Petit à petit, la "déprime" comme il dit, s’installe. "Je n’arrivais plus à voir l’avenir." Finalement, au printemps, une bonne nouvelle arrive. Sa candidature chez B-Post a été retenue. Il va devoir passer des entretiens. En mars, nouvelle étape. Il entame une période d’essai à Jumet comme facteur. S’il s’en sort bien, il décrochera un CDI.
Nouvel uniforme
Au début, les journées sont longues. Il prend son poste à 6h20 mais termine régulièrement à 18h ou 18h30. Beaucoup trop tard. Alors, son chef lui donne quelques secrets. Laurent apprend à trier son courrier, organiser sa besace, préparer la tournée. "Pas pour gagner du temps mais pour ne pas en perdre."

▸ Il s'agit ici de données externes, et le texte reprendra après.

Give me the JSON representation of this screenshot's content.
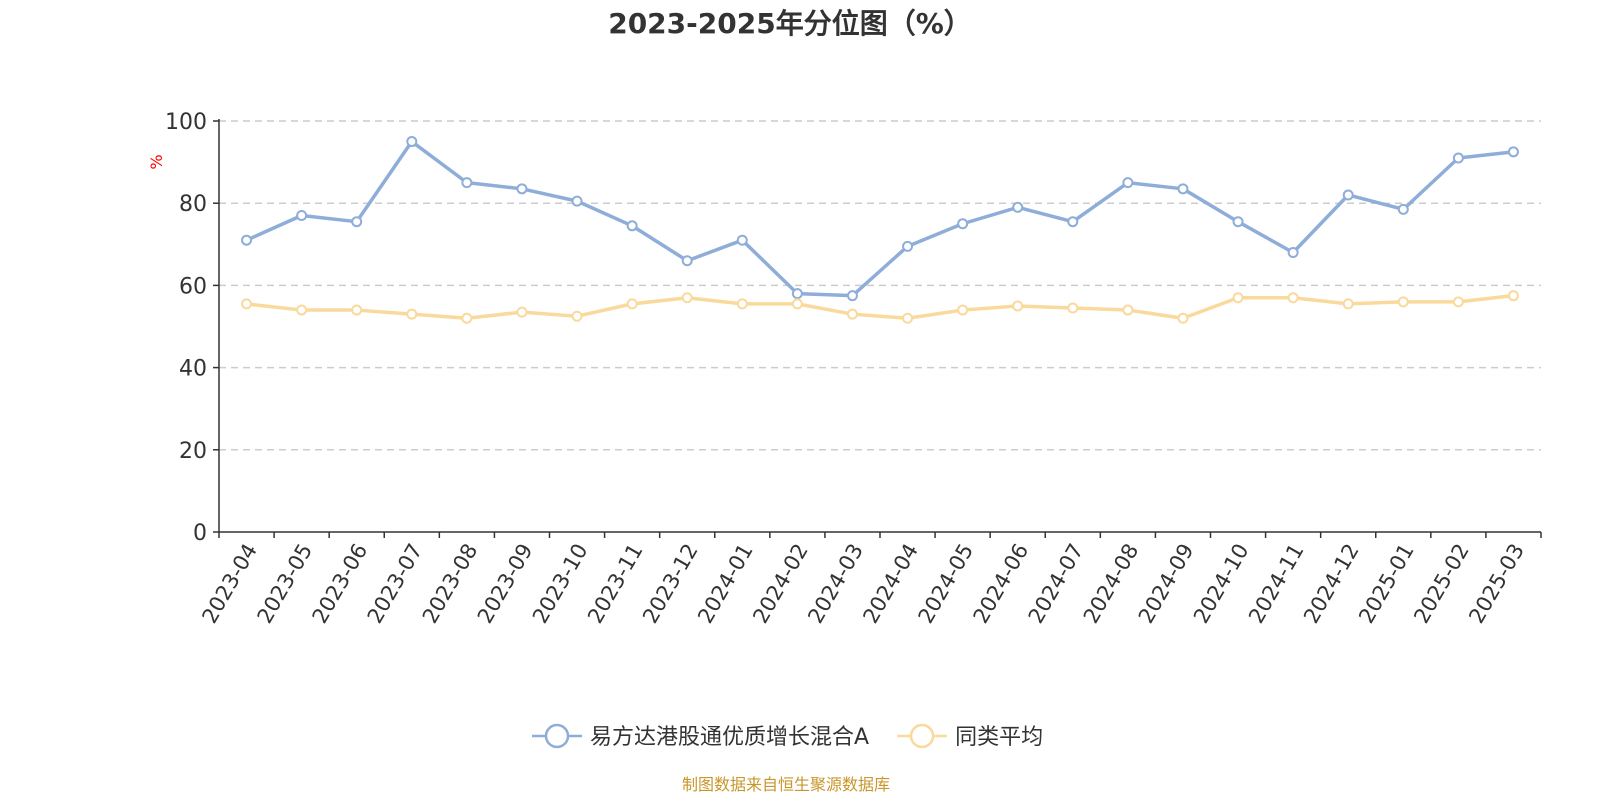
{
  "chart_data": {
    "type": "line",
    "title": "2023-2025年分位图（%）",
    "ylabel": "%",
    "ylim": [
      0,
      100
    ],
    "yticks": [
      0,
      20,
      40,
      60,
      80,
      100
    ],
    "grid": true,
    "legend_position": "bottom",
    "categories": [
      "2023-04",
      "2023-05",
      "2023-06",
      "2023-07",
      "2023-08",
      "2023-09",
      "2023-10",
      "2023-11",
      "2023-12",
      "2024-01",
      "2024-02",
      "2024-03",
      "2024-04",
      "2024-05",
      "2024-06",
      "2024-07",
      "2024-08",
      "2024-09",
      "2024-10",
      "2024-11",
      "2024-12",
      "2025-01",
      "2025-02",
      "2025-03"
    ],
    "series": [
      {
        "name": "易方达港股通优质增长混合A",
        "color": "#8eadd8",
        "values": [
          71.0,
          77.0,
          75.5,
          95.0,
          85.0,
          83.5,
          80.5,
          74.5,
          66.0,
          71.0,
          58.0,
          57.5,
          69.5,
          75.0,
          79.0,
          75.5,
          85.0,
          83.5,
          75.5,
          68.0,
          82.0,
          78.5,
          91.0,
          92.5
        ]
      },
      {
        "name": "同类平均",
        "color": "#fad99c",
        "values": [
          55.5,
          54.0,
          54.0,
          53.0,
          52.0,
          53.5,
          52.5,
          55.5,
          57.0,
          55.5,
          55.5,
          53.0,
          52.0,
          54.0,
          55.0,
          54.5,
          54.0,
          52.0,
          57.0,
          57.0,
          55.5,
          56.0,
          56.0,
          57.5
        ]
      }
    ]
  },
  "source": "制图数据来自恒生聚源数据库",
  "colors": {
    "axis": "#333333",
    "grid": "#cccccc",
    "unit": "#ff0000",
    "source": "#c8962a"
  }
}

Finalement, il prend le coup de main et les journées de travail raccourcissent. Il découvre "la convivialité, la sympathie des gens. J’ai travaillé cet été, sous les grosses chaleurs, j’étais trempé. Mais il y a cette dame qui vous dit, ‘Allez facteur, venez boire une orangeade’. Ou le coiffeur, qui me propose un thé à la menthe." Laurent a été définitivement embauché en avril, d’abord à mi-temps puis à temps plein dès le mois de juin.
"Je respire à nouveaux, mais ça me fait encore mal au cœur quand je vois une grue Caterpillar dans la rue."
Ces derniers mois, le nouveau facteur a trouvé son rythme. "Je suis passé de travailler tout le temps à l’intérieur à être dehors par tous les temps. Il a fallu s’habituer mais c’est vrai que j’ai le contact facile, ça aide. Je dois dire que j’ai trouvé ma voie !" Et, pour ne rien gâcher de son plaisir, Laurent Kielemoes croise toujours ses anciens collègues. "C’est moi qui leur apporte leur courrier", conclut-il, un sourire dans la voix.
Aujourd’hui
Fin août, 821 personnes avaient retrouvé un emploi sur les 1952 anciens Caterpillar, pour la majorité en contrat CDI. Le dernier travailleur a quitté le site au mois de juin. Les trois cellules de reconversion, elles, ont été prolongées jusqu’en avril 2019, pour pouvoir accompagner les derniers licenciés vers une nouvelle vie.